Would it be possible to use a tranny from a 350z on the new maxima? They both use the same engine but a 350z is rear wheel drive I am 99% sure. Would this be possible at all? And if so would it even be worth while?


----------



## Ruben (Oct 15, 2002)

dschrier said:


> *350z is rear wheel*


----------



## Guest (Nov 16, 2002)

Do you just post questions without thinking about it first?

And WHY would you want the transmission anyway? RWD vs FWD dude, think about that. Or maybe you don't know what that means. Oh it's just so upsetting.

-Kaleb


----------



## Seva (Jul 10, 2002)

dschrier said:


> *Would it be possible to use a tranny from a 350z on the new maxima? They both use the same engine but a 350z is rear wheel drive I am 99% sure. Would this be possible at all? And if so would it even be worth while? *


hey you go to unh right?
did you get a maxima??


----------



## dschrier (May 6, 2002)

No I didn't, but I plan to sometime, still have a 90 b12.


----------



## Seva (Jul 10, 2002)

dschrier said:


> *No I didn't, but I plan to sometime, still have a 90 b12. *


wierd, I just came to the same conclusion today after reading it's specs and stuff. i was thinking of a 97-98 240SX, but finding one in this area would be toooo hard, maximas on the other hand are all over the place.
anyways- ever see the one with TBLE 10S PA plates?? it's a dude at my work(well, almost). it's supercharged, and has a shitload of other good stuff.


----------



## Guest (Nov 26, 2002)

Don't hurt yourself, Kaleb. 

Anyway... no, you can't fit a 350Z transmission. Think about the layout. It's going to be impossible. I'm not even sure what the hell it would do for you if you could fit one anyway. We already get an (optional) helical limited slip in the Maxima, so there's no further upgrading to be done!


----------



## Seva (Jul 10, 2002)

aren't the forums for "asking" questions if you are not sure??

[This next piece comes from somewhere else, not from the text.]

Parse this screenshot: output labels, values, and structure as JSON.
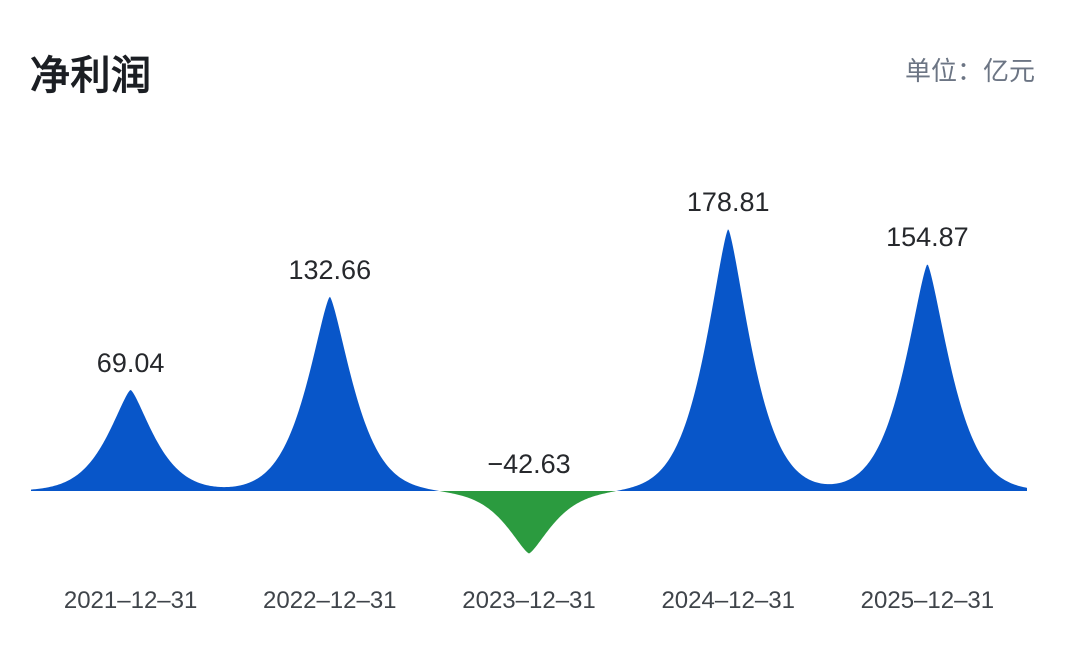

or is being a dick to someone who knows less that you is mandatory because of course you were all BORN with the superior knowledge


----------



## dschrier (May 6, 2002)

Alright everyone, the reason I asked is because then you could possibly have a RWD maxima, and since people tend to like RWD better on a sports car why not on a maxima? Also, the 350z tranny might have more sports oriented gear ratios over the max tranny. It was just a question, whether or not it was a good one.


----------



## Guest (Nov 27, 2002)

Ack.

A RWD Maxima? The floorpan would probably never fit a driveshaft... so don't even worry about the transmission. 

For gear ratios, I don't think that would work too well either, especially if the internal layout of the transmission is different!!


----------



## dschrier (May 6, 2002)

Hey, it was just an idea


----------